Men of full working age, by contrast, have yet to experience a full recovery. While labor force participation among men ages 25-54 exceeded the rate among women in the same age group, at 88.5% in January, it was still below the February 2020 level of 89, 2%, according to federal data.

The American workforce looks different today than it did before Covid-19 crashed into the global economy.

Overall labor force participation of all workers ages 16 and older remains below pre-pandemic levels, largely due to a wave of retirements as the workforce continues to age. (Experts say deaths during the pandemic and immigration policies have also contributed.) And while many older workers have re-entered the workforce in search of income as the economy recovers, federal lawmakers and economists anticipate that millions of recent retirees will never be able to reverse course and return to the labor market.

But among women in their prime working years, employment gains appear to be strong. The Center for American Progress, a center-left think tank, estimated this month that 993,000 more mothers worked in December 2022 than the previous year, underscoring the role that women with relatively younger children are playing in the recovery. Once they stayed home due to limited child care options and other factors, more women have returned to work amid the reopening of schools and the availability of covid vaccines for children.

Beth Almeida, principal investigator for CAP, said that female labor force participation had already been trending upwards before the pandemic, suggesting a pent-up enthusiasm to return to work as the health crisis abated.

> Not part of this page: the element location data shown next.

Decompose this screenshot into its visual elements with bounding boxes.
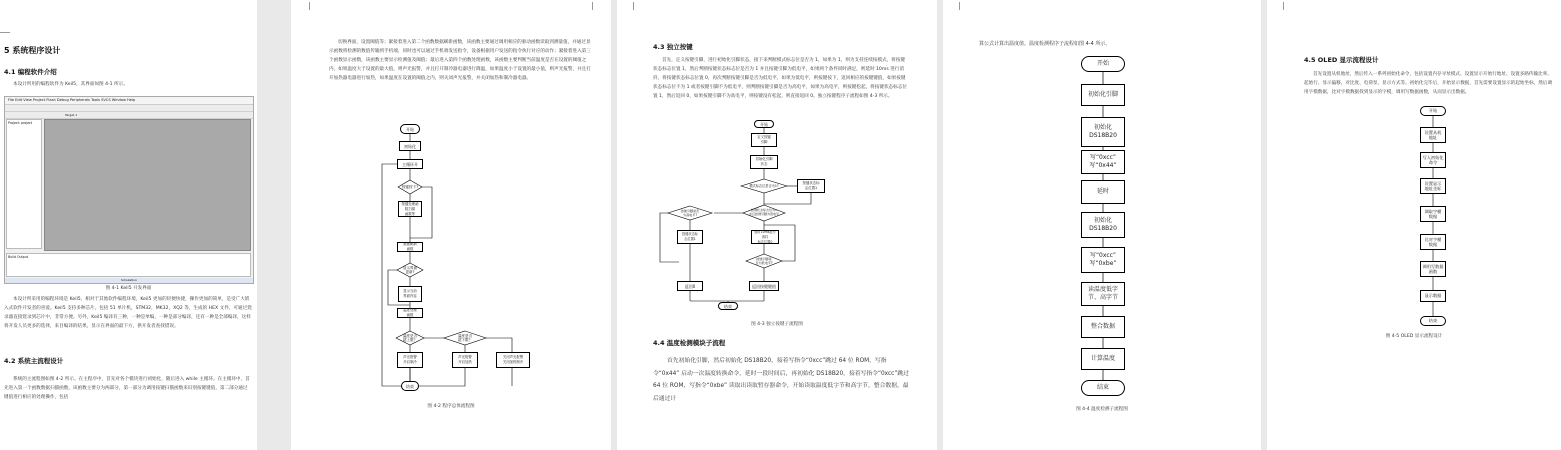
flow-init-ds18b20-1: 初始化 DS18B20 <box>1081 117 1125 147</box>
figure-caption: 图 4-3 独立按键子流程图 <box>751 322 803 327</box>
document-page-5 <box>1267 0 1561 450</box>
flow-init-ds18b20-2: 初始化 DS18B20 <box>1081 212 1125 238</box>
keil-project-tree <box>6 119 42 249</box>
flow-return-key: 返回按键键值 <box>749 281 779 291</box>
project-label: Project: project <box>8 121 33 125</box>
flow-key-proc: 按键处理函 数扫描 函数等 <box>398 201 422 217</box>
subsection-title: 4.2 系统主流程设计 <box>4 357 64 365</box>
flow-main-loop: 主循环开 <box>397 159 423 169</box>
flow-set-flag1: 按键状态标 志位置1 <box>797 179 825 193</box>
paragraph: 首先，定义按键引脚，进行初始化引脚状态，接下来判断模式标志位是否为 1，如果为 1，则为支持连续按模式，将按键状态标志位置 1，然后判断按键状态标志位是否为 1 并且按键引脚为低电平，如果两个条件同时满足，则延时 10ms 进行消抖，将按键状态标志位置 0，再次判断按键引脚是否为低电平，如果为低电平，则按键按下，返回相应的按键键值，如果按键状态标志位不为 1 或者按键引脚不为低电平，则判断按键引脚是否为高电平，如果为高电平，则按键松起，将按键状态标志位置 1，然后返回 0，如果按键引脚不为高电平，则按键没有松起，则直接返回 0。独立按键程序子流程如图 4-3 所示。 <box>653 58 907 99</box>
flow-calc-temp: 计算温度 <box>1081 348 1125 370</box>
paragraph: 系统的主流程图如图 4-2 所示。在主程序中，首先对各个模块进行初始化，随后进入 while 主循环。在主循环中，首先进入第一个函数数据扫描函数，该函数主要分为两部分，第一部分为调用按键扫描函数来识别按键键值，第二部分通过键值进行相应的处理操作，包括 <box>4 377 250 400</box>
flow-set-display-coord: 设置显示 地址坐标 <box>1420 178 1446 194</box>
keil-menubar: File Edit View Project Flash Debug Peripherals Tools SVCS Window Help <box>5 97 253 105</box>
figure-caption: 图 4-2 程序总体流程图 <box>427 404 475 409</box>
flow-temp-lower-decision: 温度是否 超下限？ <box>457 334 473 343</box>
keil-status-bar: Simulation <box>5 278 253 283</box>
flowchart-lines <box>1267 0 1561 450</box>
flow-init-pin: 初始化引脚 状态 <box>750 155 778 169</box>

“Women, after really fighting for a lot of the gains and having opportunities in the workplace, they weren’t going to walk away from it,” she said.

Another big factor in the rebound: a booming economy teeming with employers seeking workers in most corners of the job market. The number of job openings remained well above pre-pandemic levels through the end of 2022 as government data showed employers sought to fill about 11 million positions, leaving approximately 1.7 jobs for every person looking for work. Until last month, the overall unemployment rate was 3.4%a low not seen since 1969.

But recent job gains for women have not been spread evenly, and those with less education continue to face disproportionate barriers to finding work.

While the number of employed women with four-year college degrees is above pre-pandemic levels, CAP found that there were fewer women without college degrees at work today than there were in February 2020. Women with less education also had more likely to have suffered job losses during the pandemic, given the impact of economic shutdowns on lower-paid service workers.

Almeida said the high cost of child care is the biggest burden for low-income workers. “If you can’t get affordable child care, even if there are a lot of jobs, you can’t work one,” he said. Women in higher-paying jobs are less likely to face that trade-off.

However, as CAP noted in its February report, “regardless of age or parental status, women were five to eight times more likely to [than men] experience a caring impact on their employment in 2022.”